A dollar a day would seem to leave little room for choice or discretion. Hunger is surely the most binding of constraints. And yet these pillages of privacy show that the poor do make choices. They also suggest they are not always the best ones.

The poor do not complain much, the two authors note. (Only 9% of people in their Udaipur survey say their life makes them generally unhappy.) But they have a lot to complain about. Beset by hunger and illness, many are scrawny (65% of adult men in Udaipur are underweight), over half are anaemic, and about a seventh suffer from impaired eyesight. Many had to go without food on at least one day in the previous year.

And yet they do not eat as much as they could. According to Mr Banerjee and Ms Duflo, the typical poor household in Udaipur could spend up to 30% more on food than it does, if only it stopped devoting money to alcohol, tobacco and festivals. That last item, which includes weddings, funerals and religious events, typically accounts for about a tenth of the household's budget. This spending might be motivated by escapism—the poor have a lot to escape—or perhaps by social emulation. Even those in absolute poverty care about their relative standing.

The authors ponder not just how the poor spend their money but also how they make it. They describe the hard-pressed women of the Indian city of Guntur, who line the road each morning, mixing dosas over a kerosene stove for the price of a rupee. By 10 o'clock the women have turned their hands variously to making pickles, embroidering saris or collecting rubbish.
The poor, whether smallholders or petty entrepreneurs, lack scale and specialisation, Mr Banerjee and Ms Duflo point out. The farmers of Udaipur cultivate the land they own, no more, no less, but only a fifth rely on their plots as their chief source of income. In West Bengal, a poor household will typically have three breadwinners doing seven occupations between them.
It is almost an "item of faith" among development economists that the poor act rationally, however straitened their circumstances. If their undertakings are too small, or their efforts too thinly spread, to be efficient, it is not because they have miscalculated, but because the markets for land, credit or insurance have failed them.
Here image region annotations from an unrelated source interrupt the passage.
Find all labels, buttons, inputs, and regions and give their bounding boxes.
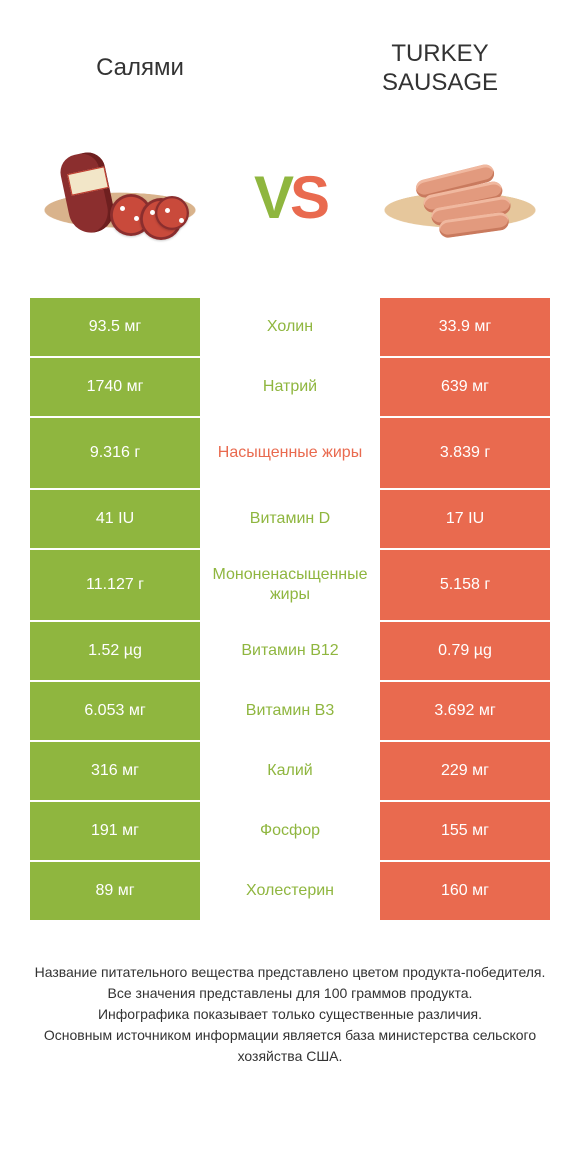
header: Салями TURKEY SAUSAGE (0, 0, 580, 118)
nutrient-label: Витамин B12 (200, 622, 380, 680)
left-value-cell: 316 мг (30, 742, 200, 800)
left-value-cell: 1.52 µg (30, 622, 200, 680)
table-row: 41 IUВитамин D17 IU (30, 490, 550, 550)
left-value-cell: 6.053 мг (30, 682, 200, 740)
nutrient-label: Витамин D (200, 490, 380, 548)
table-row: 9.316 гНасыщенные жиры3.839 г (30, 418, 550, 490)
footer-line: Название питательного вещества представл… (30, 962, 550, 983)
table-row: 89 мгХолестерин160 мг (30, 862, 550, 922)
nutrient-label: Холестерин (200, 862, 380, 920)
table-row: 11.127 гМононенасыщенные жиры5.158 г (30, 550, 550, 622)
left-value-cell: 93.5 мг (30, 298, 200, 356)
nutrient-label: Холин (200, 298, 380, 356)
right-product-image (370, 138, 550, 258)
nutrient-label: Натрий (200, 358, 380, 416)
left-value-cell: 1740 мг (30, 358, 200, 416)
right-value-cell: 639 мг (380, 358, 550, 416)
comparison-table: 93.5 мгХолин33.9 мг1740 мгНатрий639 мг9.… (30, 298, 550, 922)
right-value-cell: 160 мг (380, 862, 550, 920)
right-value-cell: 229 мг (380, 742, 550, 800)
table-row: 316 мгКалий229 мг (30, 742, 550, 802)
right-value-cell: 3.692 мг (380, 682, 550, 740)
table-row: 191 мгФосфор155 мг (30, 802, 550, 862)
right-value-cell: 17 IU (380, 490, 550, 548)
footer-notes: Название питательного вещества представл… (30, 962, 550, 1067)
right-value-cell: 33.9 мг (380, 298, 550, 356)
nutrient-label: Насыщенные жиры (200, 418, 380, 488)
nutrient-label: Фосфор (200, 802, 380, 860)
footer-line: Основным источником информации является … (30, 1025, 550, 1067)
table-row: 6.053 мгВитамин B33.692 мг (30, 682, 550, 742)
right-value-cell: 3.839 г (380, 418, 550, 488)
left-value-cell: 11.127 г (30, 550, 200, 620)
nutrient-label: Калий (200, 742, 380, 800)
right-value-cell: 155 мг (380, 802, 550, 860)
vs-v: V (254, 164, 290, 231)
nutrient-label: Витамин B3 (200, 682, 380, 740)
left-value-cell: 191 мг (30, 802, 200, 860)
left-value-cell: 89 мг (30, 862, 200, 920)
left-product-title: Салями (40, 54, 240, 83)
table-row: 1740 мгНатрий639 мг (30, 358, 550, 418)
left-value-cell: 9.316 г (30, 418, 200, 488)
vs-s: S (290, 164, 326, 231)
table-row: 93.5 мгХолин33.9 мг (30, 298, 550, 358)
left-value-cell: 41 IU (30, 490, 200, 548)
nutrient-label: Мононенасыщенные жиры (200, 550, 380, 620)
vs-label: VS (254, 163, 326, 232)
left-product-image (30, 138, 210, 258)
table-row: 1.52 µgВитамин B120.79 µg (30, 622, 550, 682)
footer-line: Инфографика показывает только существенн… (30, 1004, 550, 1025)
images-row: VS (0, 118, 580, 298)
footer-line: Все значения представлены для 100 граммо… (30, 983, 550, 1004)
right-value-cell: 0.79 µg (380, 622, 550, 680)
right-product-title: TURKEY SAUSAGE (340, 40, 540, 98)
right-value-cell: 5.158 г (380, 550, 550, 620)
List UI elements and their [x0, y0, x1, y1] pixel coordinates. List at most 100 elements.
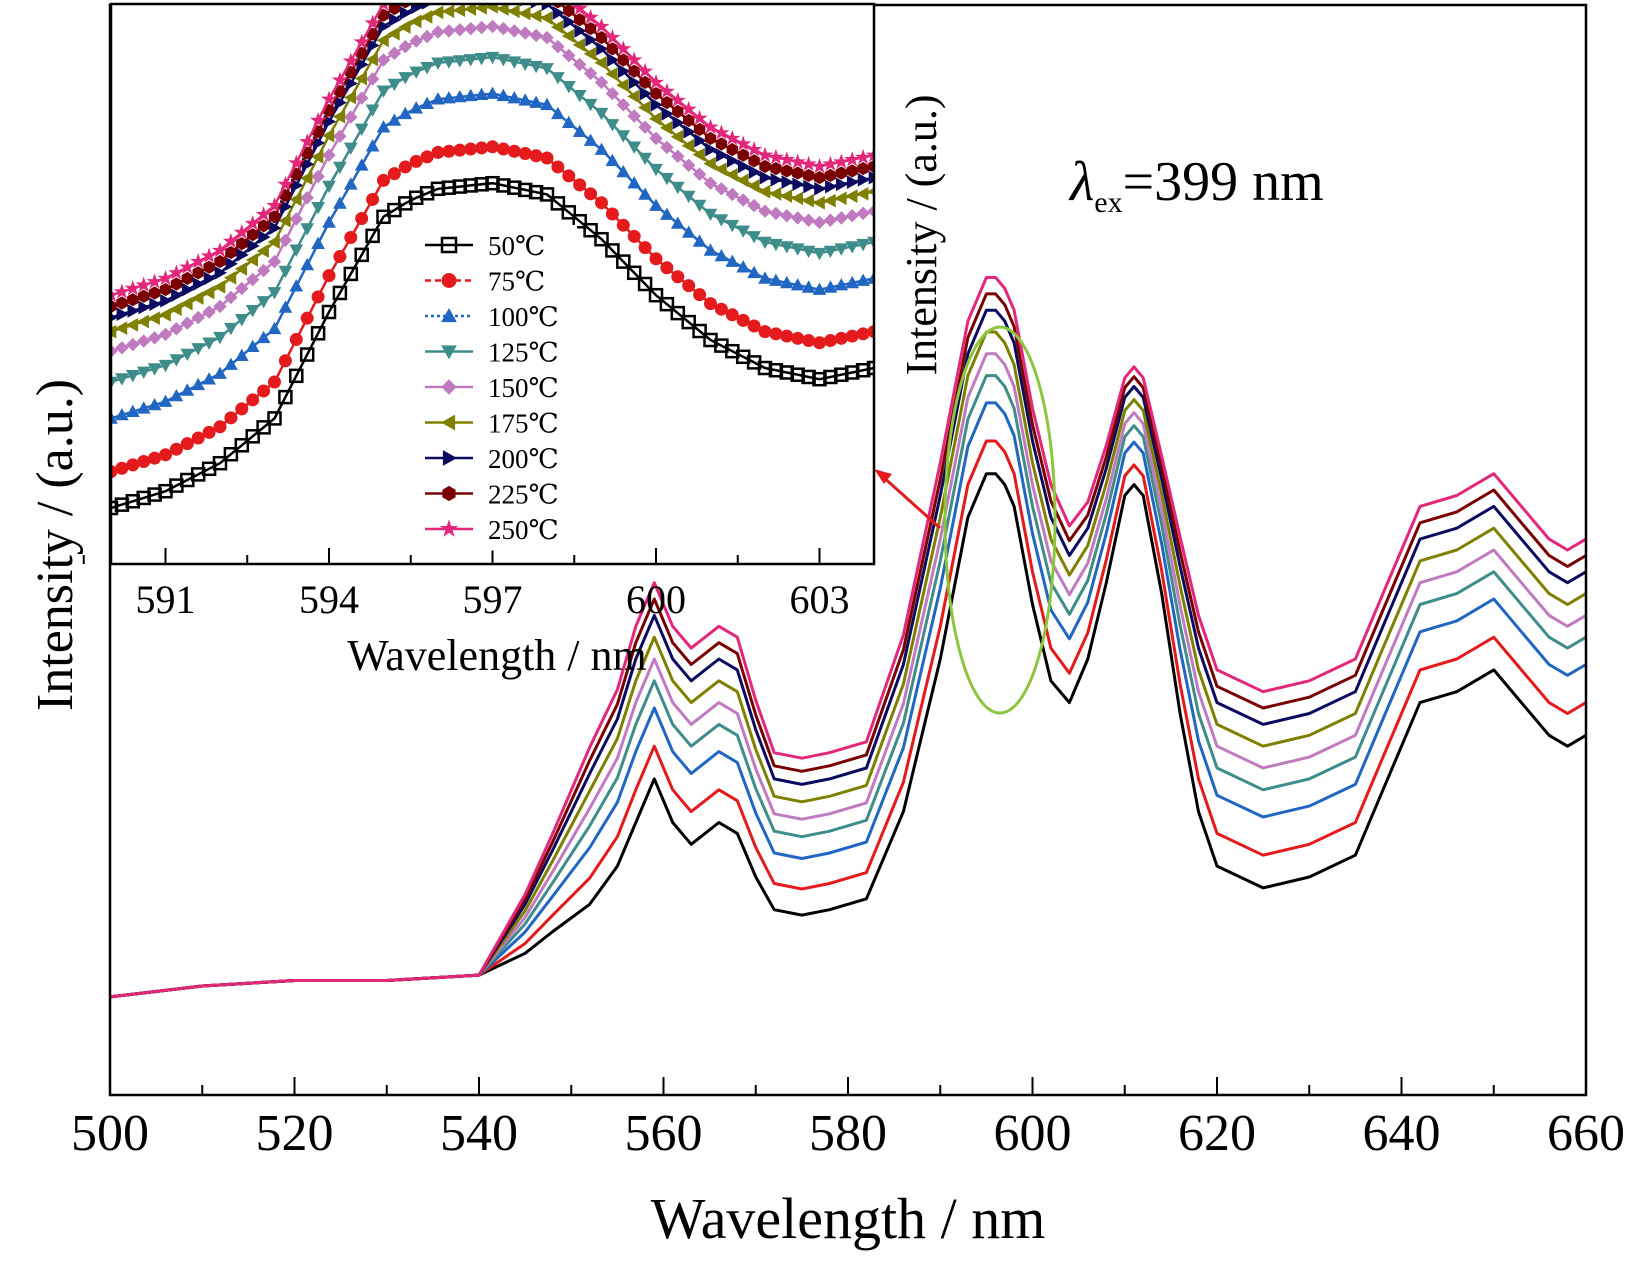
- inset-data-marker: [551, 106, 565, 120]
- inset-data-marker: [756, 146, 774, 163]
- inset-data-marker: [442, 24, 456, 38]
- inset-data-marker: [366, 192, 380, 206]
- inset-data-marker: [823, 280, 838, 293]
- inset-data-marker: [507, 91, 522, 104]
- inset-data-marker: [572, 38, 585, 52]
- inset-data-marker: [661, 106, 674, 121]
- inset-data-marker: [247, 228, 259, 242]
- inset-data-marker: [856, 273, 870, 286]
- inset-data-marker: [111, 344, 118, 358]
- inset-series-100℃: [111, 86, 874, 424]
- main-series-group: [109, 276, 1587, 999]
- inset-data-marker: [202, 305, 216, 319]
- inset-data-marker: [225, 256, 238, 271]
- inset-data-marker: [222, 232, 239, 249]
- inset-data-marker: [703, 156, 716, 171]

As one economist argued in 1993, "More than 40 years of research...should at last have laid to rest the thought that such folk may not know where their real interests lie."

But just such a thought is stirring again in the minds of Mr Banerjee and Ms Duflo. Why, for example, do more Ghanaian farmers not cultivate pineapples, which would fetch returns of 250-300% by some estimates? Why do so few farmers in western Kenya dress their fields with fertiliser, even after the benefits have been demonstrated to them?

"One senses a reluctance of poor people to commit themselves psychologically to a project of making more money," the authors write. When you live on a dollar a day it may be painful to confront your circumstances too squarely, or even to aspire to better things. The "great redeeming feature of poverty," George Orwell wrote after his excursions in the social gutters of Paris and London, is "the fact that it annihilates the future".